Prompt Caching (Provider Level)

Some AI providers support Prompt Caching (such as Anthropic and OpenAI), and OpenClaw automatically leverages this feature:

{
  agents: {
    "my-agent": {
      context: {
        providerCache: {
          enabled: true,
          // Mark the system prompt as cacheable (since it rarely changes)
          cacheSystemPrompt: true,
          // Mark the most recent N messages as a cacheable prefix
          cacheableMessageCount: 10
        }
      }
    }
  }
}

Prompt Caching can reduce the cost of repeated context prefixes by up to 90%, making it ideal for scenarios with lengthy system prompts.

Practical Configuration Examples

Personal Assistant (long conversations, deep memory)

{
  context: {
    maxMessages: 100,
    maxTokens: 32000,
    ttl: {
      enabled: true,
      rules: [
        { maxAge: "30m", keep: "all" },
        { maxAge: "4h", keep: 30 },
        { maxAge: "24h", keep: "summary" },
        { maxAge: "inf", keep: "none" }
      ]
    },
    compaction: { enabled: true, summaryMaxTokens: 1024 }
  }
}

Customer Service Bot (short conversations, fast responses)

{
  context: {
    maxMessages: 30,
    maxTokens: 8000,
    ttl: {
      enabled: true,
      rules: [
        { maxAge: "10m", keep: "all" },
        { maxAge: "1h", keep: 10 },
        { maxAge: "inf", keep: "none" }
      ]
    }
  }
}

Group Chat Bot (high message frequency, low context needs)

{
  context: {
    maxMessages: 15,
    maxTokens: 4000,
    ttl: {
      enabled: true,
      rules: [
        { maxAge: "5m", keep: "all" },
        { maxAge: "30m", keep: 5 },
        { maxAge: "inf", keep: "none" }
      ]
    }
  }
}

Monitoring and Tuning

View Context Usage

# View context statistics for a specific Agent
openclaw agent stats my-agent --context

# Example output:
# Active sessions: 45
# Average context tokens: 8,234
# Max context tokens: 28,102
# Compaction executions: 12
# Cache hit rate: 73%

Context Usage Alerts

{
  monitoring: {
    alerts: [{
      name: "context-overflow-warning",
      condition: "context_tokens > maxTokens * 0.9",
      action: "log_warning"
    }]
  }
}

Summary

Context management is one of the most impactful factors in AI Agent operations, affecting both cost and quality.

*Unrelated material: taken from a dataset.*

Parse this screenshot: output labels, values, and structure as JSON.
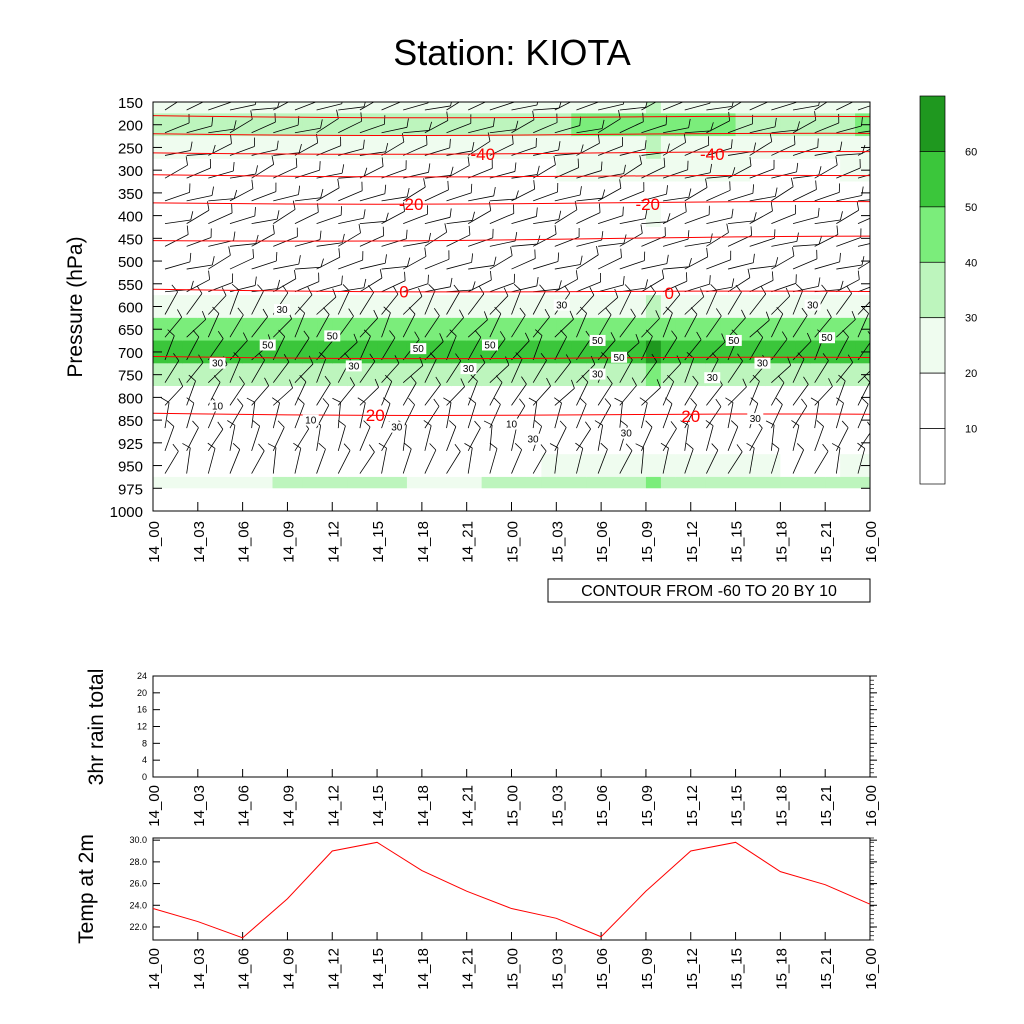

OpenClaw's four-layer pruning strategy — message count limit, token limit, TTL time decay, and smart compaction — provides precise control from coarse to fine. The TTL time decay strategy is a unique OpenClaw design that models the natural temporal decay of human conversation, preserving the integrity of recent context while significantly reducing token consumption for older messages. Combined with prompt caching and context caching mechanisms, you can achieve meaningful token cost optimization without sacrificing conversation quality.